Thursday 7 June 2012

Turning beers on their heads

There are times in life when bad things are great. If a plane crashes, that's undoubtedly a bad thing. But in my line of work, it will give us a front page lead for the next day and follow-up stories for the week to come. Likewise, good things can be bad. Things like being offered a free beer when you're sober driving, or being given a footrub, which makes you realise you're ticklish.

Photo: beeradvocate.com
This was always something that just sat at the back of my mind until I went for a month-long sojourn to South Africa earlier this year. A bit of research shows that the beer scene there is as-good-as totally dominated by South African Breweries (SAB). Mainly focused on brewing generic fizzy lagers, I knew it was going to be a long trip.

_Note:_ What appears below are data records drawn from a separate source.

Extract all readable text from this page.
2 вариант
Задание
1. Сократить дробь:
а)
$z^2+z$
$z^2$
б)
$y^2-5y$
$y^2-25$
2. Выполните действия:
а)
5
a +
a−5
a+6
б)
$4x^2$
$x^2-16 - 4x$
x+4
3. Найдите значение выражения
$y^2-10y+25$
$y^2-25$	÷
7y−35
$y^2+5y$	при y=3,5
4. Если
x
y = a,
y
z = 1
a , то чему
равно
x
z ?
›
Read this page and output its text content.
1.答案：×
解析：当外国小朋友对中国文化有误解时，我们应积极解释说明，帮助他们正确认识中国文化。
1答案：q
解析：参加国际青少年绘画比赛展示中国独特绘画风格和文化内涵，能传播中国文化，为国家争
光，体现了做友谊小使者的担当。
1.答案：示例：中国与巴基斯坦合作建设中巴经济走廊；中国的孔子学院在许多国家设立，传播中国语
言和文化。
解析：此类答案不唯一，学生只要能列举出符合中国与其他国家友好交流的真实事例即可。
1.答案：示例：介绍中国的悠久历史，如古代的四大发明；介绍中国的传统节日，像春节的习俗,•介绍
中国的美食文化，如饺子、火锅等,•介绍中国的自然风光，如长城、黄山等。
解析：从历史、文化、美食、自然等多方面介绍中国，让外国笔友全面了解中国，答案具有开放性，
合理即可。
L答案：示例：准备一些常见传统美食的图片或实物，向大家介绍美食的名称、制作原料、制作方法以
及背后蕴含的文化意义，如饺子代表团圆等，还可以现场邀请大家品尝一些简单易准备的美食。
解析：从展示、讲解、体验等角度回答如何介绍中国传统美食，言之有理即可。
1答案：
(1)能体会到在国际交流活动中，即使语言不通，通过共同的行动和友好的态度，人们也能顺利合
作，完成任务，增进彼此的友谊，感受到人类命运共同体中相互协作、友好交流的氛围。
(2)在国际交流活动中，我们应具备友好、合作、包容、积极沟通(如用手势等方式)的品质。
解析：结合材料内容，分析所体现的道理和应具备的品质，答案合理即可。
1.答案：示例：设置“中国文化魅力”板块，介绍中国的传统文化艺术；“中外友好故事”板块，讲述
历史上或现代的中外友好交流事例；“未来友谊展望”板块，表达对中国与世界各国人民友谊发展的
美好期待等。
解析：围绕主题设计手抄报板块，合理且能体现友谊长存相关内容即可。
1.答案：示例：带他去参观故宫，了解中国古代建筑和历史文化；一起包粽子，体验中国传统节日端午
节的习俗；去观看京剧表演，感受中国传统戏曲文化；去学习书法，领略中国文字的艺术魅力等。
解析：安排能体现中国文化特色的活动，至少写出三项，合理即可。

However, I did manage to find myself a bottle of Duvel hidden in the back of the chiller in a random liquor store somewhere in the depths of Durban.

And it was the worst beer I had during my time in South Africa. Something about that Belgian yeast that just wasn't right when I was lounging around in shorts (a rare thing in my case) with the temperature gauge reading 30ish degrees Celsius.

And just as brilliant beer can be - well - crap, so-called "rubbish" beer can actually be awesome in the right situation. I know plenty of people who wouldn't touch Bushmans with a ten-foot pole, but were more than happy to drink copious quantities of it in the space of 12 hours when taking part in a Crate Day.

The same thinking applied when I watched some of the Rugby World Cup games at the FanZone on Wellington's waterfront. While I now have an intense hatred for Heineken (thank you, you bastards, for ruining any piece of suave James Bond had left), there was nothing better than skipping class, sitting on the warm concrete, watching rugby on one of those oh-so-rare good Wellington days, while sipping away on a few cold plastic cups of beer.

If you're lucky enough to have had a Flying Dog Gonzo, you will see one of my favourite quotes from Hunter S. Thompson adorning the label: "Good people drink good beer."

But there is also another saying I quite enjoy: "All beer is good beer, but some beer is better".